When the doctor explained that there were places on the hand, particularly the webbing between the fingers, where there was very little feeling, Haynes, the story goes, became almost giddy, fantasizing about a scene where just before delivering his closing argument he would have the doctor inject his hand with a local anesthetic and mark a spot where no serious damage could be done. Then, as he passionately argued that little serious damage had been done to the victim, he would grab a hammer from his briefcase, place a hand on the jury box rail and drive the nail into it.

"To be perfectly honest about it," he says, "that wasn't my first idea." His wife had accompanied him to Florida. "I first asked her if she wanted to be famous," Haynes remembers, "then explained how she could come up and stand by the jury box and I would hammer the nail into her hand.
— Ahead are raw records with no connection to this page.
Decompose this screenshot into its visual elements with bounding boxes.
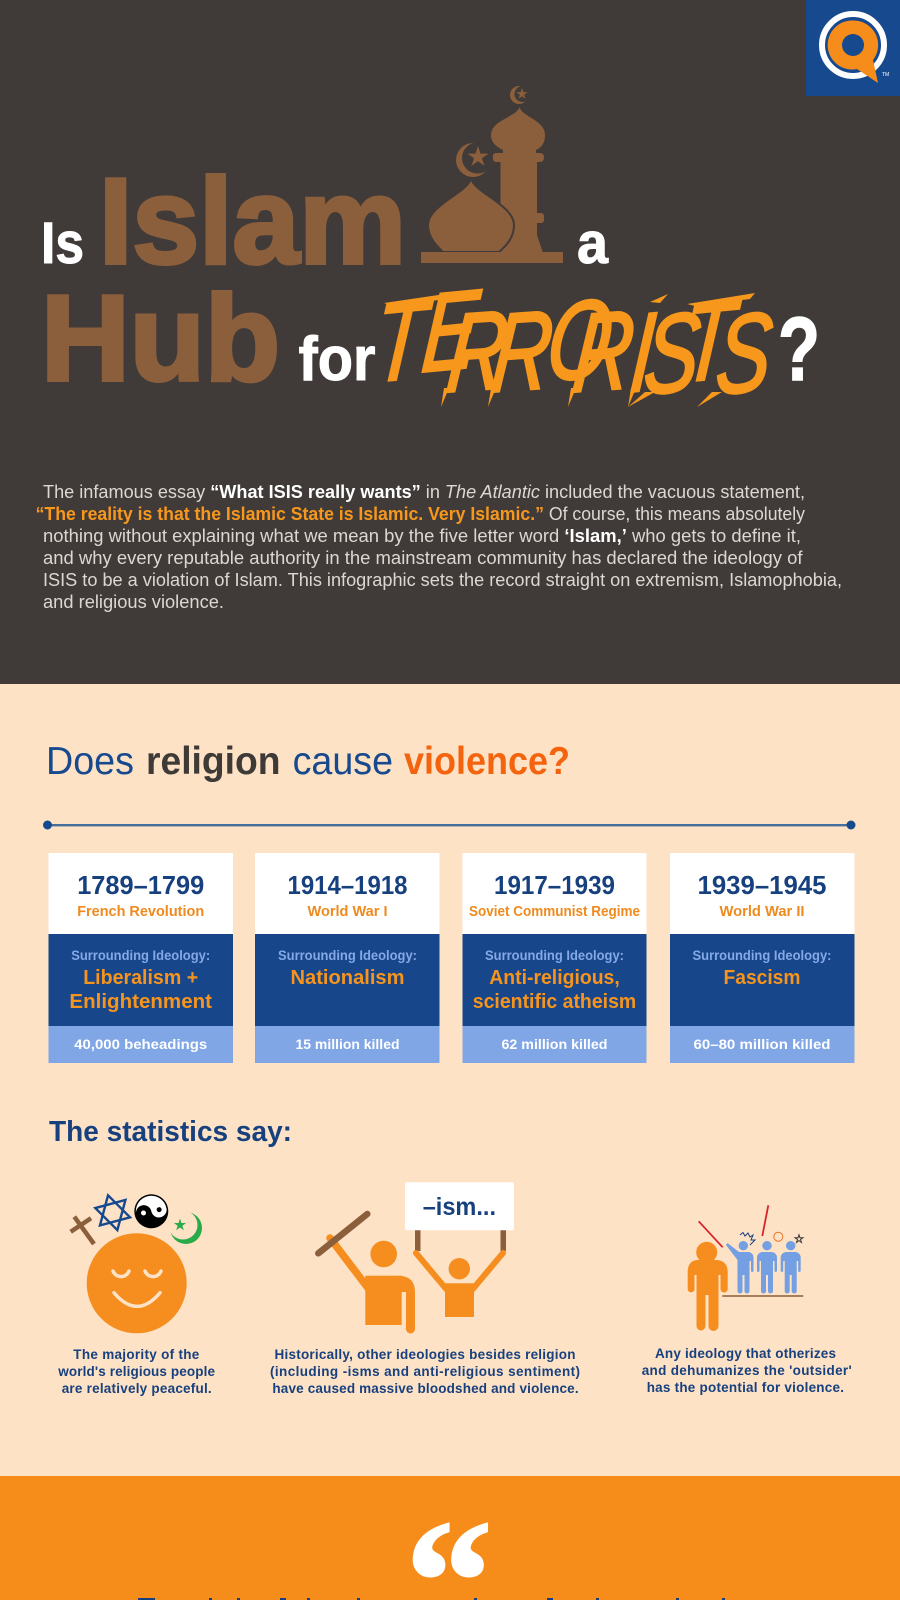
card: World War I: 1914–1918 <box>288 872 408 900</box>
card: World War II: World War II <box>720 904 804 920</box>
heading: Does <box>46 740 134 783</box>
sign: –ism... <box>423 1193 496 1221</box>
panel: orange quote band <box>0 1476 900 1600</box>
caption: otherizing: and dehumanizes the 'outsider' <box>642 1363 852 1378</box>
card: Soviet Communist Regime: 1917–1939 <box>494 872 615 900</box>
card: World War II: 1939–1945 <box>698 872 826 900</box>
card: French Revolution: Liberalism + <box>83 966 198 989</box>
title: for <box>298 325 376 394</box>
card: World War I: 15 million killed <box>296 1037 400 1052</box>
figure: accusing group <box>726 1241 801 1294</box>
card: World War II <box>670 853 854 1063</box>
card: Soviet Communist Regime: 62 million killed <box>502 1037 608 1052</box>
card: World War I <box>255 853 440 1063</box>
logo: TM <box>882 72 889 78</box>
intro paragraph: “The reality is that the Islamic State is Islamic. Very Islamic.” Of course, this means absolutely <box>36 504 805 524</box>
caption: otherizing <box>642 1346 852 1395</box>
brush drips <box>384 293 755 407</box>
card: World War I: Nationalism <box>290 966 404 989</box>
icon: peaceful face with religious symbols <box>71 1191 202 1333</box>
card: Soviet Communist Regime: Surrounding Ideology: <box>485 947 624 963</box>
card: Soviet Communist Regime <box>462 853 646 1063</box>
caption: ideologies: Historically, other ideologies besides religion <box>274 1347 576 1362</box>
intro paragraph: The infamous essay “What ISIS really wants” in The Atlantic included the vacuous statement, <box>43 482 805 502</box>
card: World War II: Fascism <box>724 966 800 989</box>
title <box>41 86 820 419</box>
card: Soviet Communist Regime: scientific atheism <box>473 990 636 1013</box>
card: World War II: 60–80 million killed <box>694 1037 830 1052</box>
subheading: statistics: The statistics say: <box>49 1116 292 1148</box>
icon: mosque <box>421 86 563 263</box>
card: French Revolution: 40,000 beheadings <box>74 1037 207 1052</box>
card: French Revolution: Enlightenment <box>69 990 212 1013</box>
heading: violence? <box>404 740 570 783</box>
title: Is <box>41 211 84 276</box>
caption: ideologies: (including -isms and anti-religious sentiment) <box>270 1364 580 1379</box>
title: ? <box>778 300 820 400</box>
icon: yin yang <box>131 1191 171 1231</box>
heading <box>46 740 570 783</box>
card: Soviet Communist Regime: Anti-religious, <box>489 966 620 989</box>
panel: does religion cause violence <box>0 684 900 1476</box>
ground line and pointing lines <box>699 1205 803 1296</box>
figure: person holding sign <box>416 1253 503 1317</box>
icon: star of david <box>93 1191 132 1234</box>
title: Hub <box>41 270 280 406</box>
card: French Revolution: Surrounding Ideology: <box>71 947 210 963</box>
intro paragraph: nothing without explaining what we mean by the five letter word ‘Islam,’ who gets to define it, <box>43 526 801 546</box>
intro paragraph <box>36 482 842 612</box>
heading: religion <box>146 740 280 783</box>
timeline rule <box>43 820 856 830</box>
panel: dark header <box>0 0 900 684</box>
intro paragraph: and religious violence. <box>43 592 224 612</box>
caption: peaceful: The majority of the <box>73 1347 200 1362</box>
caption: peaceful: are relatively peaceful. <box>62 1381 212 1396</box>
icon: protesters <box>318 1182 514 1334</box>
caption: peaceful: world's religious people <box>57 1364 215 1379</box>
card: French Revolution: 1789–1799 <box>77 872 204 900</box>
card: French Revolution: French Revolution <box>77 904 204 920</box>
caption: ideologies <box>270 1347 580 1396</box>
card: French Revolution <box>48 853 233 1063</box>
icon: outsider and accusing group <box>688 1205 803 1331</box>
caption: peaceful <box>57 1347 215 1396</box>
icon: cross <box>71 1217 94 1244</box>
card: World War II: Surrounding Ideology: <box>692 947 832 963</box>
heading: cause <box>293 740 393 783</box>
figure: outsider <box>688 1242 728 1331</box>
card: World War I: Surrounding Ideology: <box>278 947 417 963</box>
title: Islam <box>99 153 406 289</box>
clipped tops of the next line at the page edge <box>138 1598 725 1600</box>
caption: otherizing: Any ideology that otherizes <box>655 1346 836 1361</box>
intro paragraph: ISIS to be a violation of Islam. This infographic sets the record straight on extremism, Islamophobia, <box>43 570 842 590</box>
caption: ideologies: have caused massive bloodshed and violence. <box>272 1381 579 1396</box>
figure: person with raised baton <box>318 1214 415 1334</box>
sign <box>405 1182 514 1251</box>
icon: crescent and star <box>168 1210 202 1244</box>
card: World War I: World War I <box>308 904 388 920</box>
caption: otherizing: has the potential for violence. <box>647 1380 844 1395</box>
intro paragraph: and why every reputable authority in the mainstream community has declared the ideology of <box>43 548 804 568</box>
brush word: terrorists: TERRORISTS <box>362 265 787 419</box>
title: a <box>577 211 609 276</box>
logo <box>806 0 900 96</box>
card: Soviet Communist Regime: Soviet Communist Regime <box>469 904 640 920</box>
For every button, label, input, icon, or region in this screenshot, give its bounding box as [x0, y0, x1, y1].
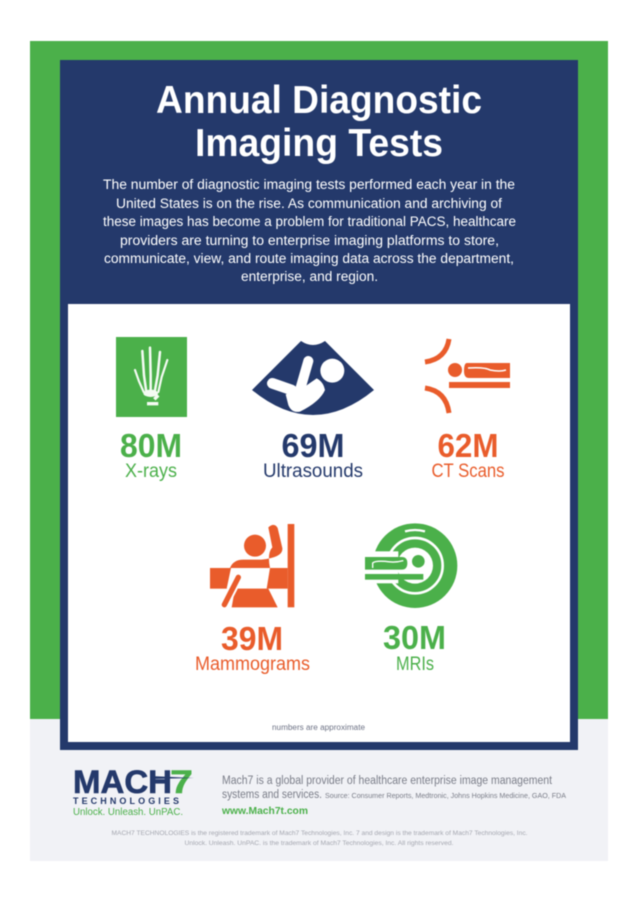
stat: x-rays	[120, 427, 182, 482]
icon: ultrasound	[252, 341, 374, 415]
background: green band	[30, 41, 608, 719]
company description: Source: Consumer Reports, Medtronic, Johns Hopkins Medicine, GAO, FDA	[325, 791, 566, 800]
stat: x-rays: X-rays	[125, 461, 177, 482]
navy frame	[60, 60, 578, 750]
stat: mammograms	[195, 620, 310, 675]
note: numbers are approximate: numbers are approximate	[272, 723, 366, 732]
stat: CT scans: CT Scans	[432, 461, 504, 482]
intro paragraph: providers are turning to enterprise imaging platforms to store,	[120, 233, 499, 248]
stat: mammograms: 39M	[221, 620, 283, 657]
icon: mammogram	[210, 524, 294, 607]
title	[156, 79, 482, 165]
company description	[222, 775, 566, 801]
icon: MRI	[360, 523, 457, 608]
intro paragraph: The number of diagnostic imaging tests performed each year in the	[103, 177, 515, 192]
intro paragraph: these images has become a problem for traditional PACS, healthcare	[103, 214, 516, 229]
icon: x-ray hand	[116, 337, 187, 417]
background: footer gray band	[30, 719, 608, 861]
title: Imaging Tests	[195, 122, 443, 165]
logo: Mach7 Technologies	[73, 764, 194, 818]
legal text	[112, 830, 528, 847]
stat: ultrasounds: Ultrasounds	[263, 461, 363, 482]
intro paragraph: communicate, view, and route imaging data across the department,	[104, 251, 514, 266]
legal text: MACH7 TECHNOLOGIES is the registered trademark of Mach7 Technologies, Inc. 7 and design is the trademark of Mach7 Technologies, Inc.	[112, 830, 528, 837]
company description: systems and services.	[222, 789, 322, 801]
white panel	[68, 304, 570, 742]
legal text: Unlock. Unleash. UnPAC. is the trademark of Mach7 Technologies, Inc. All rights reserved.	[184, 840, 454, 847]
logo: Mach7 Technologies: Unlock. Unleash. UnPAC.	[73, 807, 183, 818]
intro paragraph: United States is on the rise. As communication and archiving of	[116, 196, 502, 211]
logo: Mach7 Technologies: 7	[170, 764, 193, 800]
stat: MRIs: 30M	[383, 619, 446, 656]
website link: www.Mach7t.com	[221, 805, 308, 817]
logo: Mach7 Technologies: MACH	[73, 764, 172, 800]
logo: Mach7 Technologies: TECHNOLOGIES	[73, 796, 179, 806]
stat: MRIs	[383, 619, 446, 675]
stat: CT scans: 62M	[438, 427, 498, 464]
stat: x-rays: 80M	[120, 427, 182, 464]
stat: ultrasounds	[263, 427, 363, 482]
intro paragraph: enterprise, and region.	[241, 269, 378, 284]
stat: CT scans	[432, 427, 504, 482]
company description: Mach7 is a global provider of healthcare enterprise image management	[222, 775, 553, 787]
stat: MRIs: MRIs	[396, 654, 434, 675]
intro paragraph	[103, 177, 516, 284]
icon: CT scan	[425, 339, 510, 413]
stat: ultrasounds: 69M	[282, 427, 344, 464]
stat: mammograms: Mammograms	[195, 654, 310, 675]
title: Annual Diagnostic	[156, 79, 482, 122]
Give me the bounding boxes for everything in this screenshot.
As I recall, Naomi said something like, 'Not only no, but hell no,' and stormed out of the room."

Suffice it to say the longtime Mrs. Richard Haynes is a lady of great patience and understanding.

Ultimately, Haynes judged his case strong enough and reluctantly dismissed the theatrical notion. Fat Frank, Mangy and the gang were acquitted. And the victim? "My understanding," says Haynes, "is that she became quite the celebrity in the bars down in Florida, telling her story and showing off her stigmata."

It is getting late, but now the gifted storyteller is on a roll. There was the client accused of killing his girlfriend by having her ingest a potent insecticide he'd allegedly dissolved in her drink. Haynes contacted the manufacturer of the poison and learned that despite any amount of shaking or stirring, the poison would not dissolve in liquid, and it would be impossible to swallow since it would immediately stick to the roof of the mouth. "So, I began thinking I might demonstrate that to the jury," he admits. Ultimately, however, there was no need since he succeeded in having the case dismissed.

He did, however, do that show-and-tell with the electric cattle prod in a Kerrville courtroom in an effort to prove to a jury that the means by which his client had allegedly killed a drifter he was holding on his "slave ranch" wasn't as lethal as the prosecution would have them believe. "It was pretty damn painful, though," Haynes admits. But, he reflects, worth it. His client received five years' probation.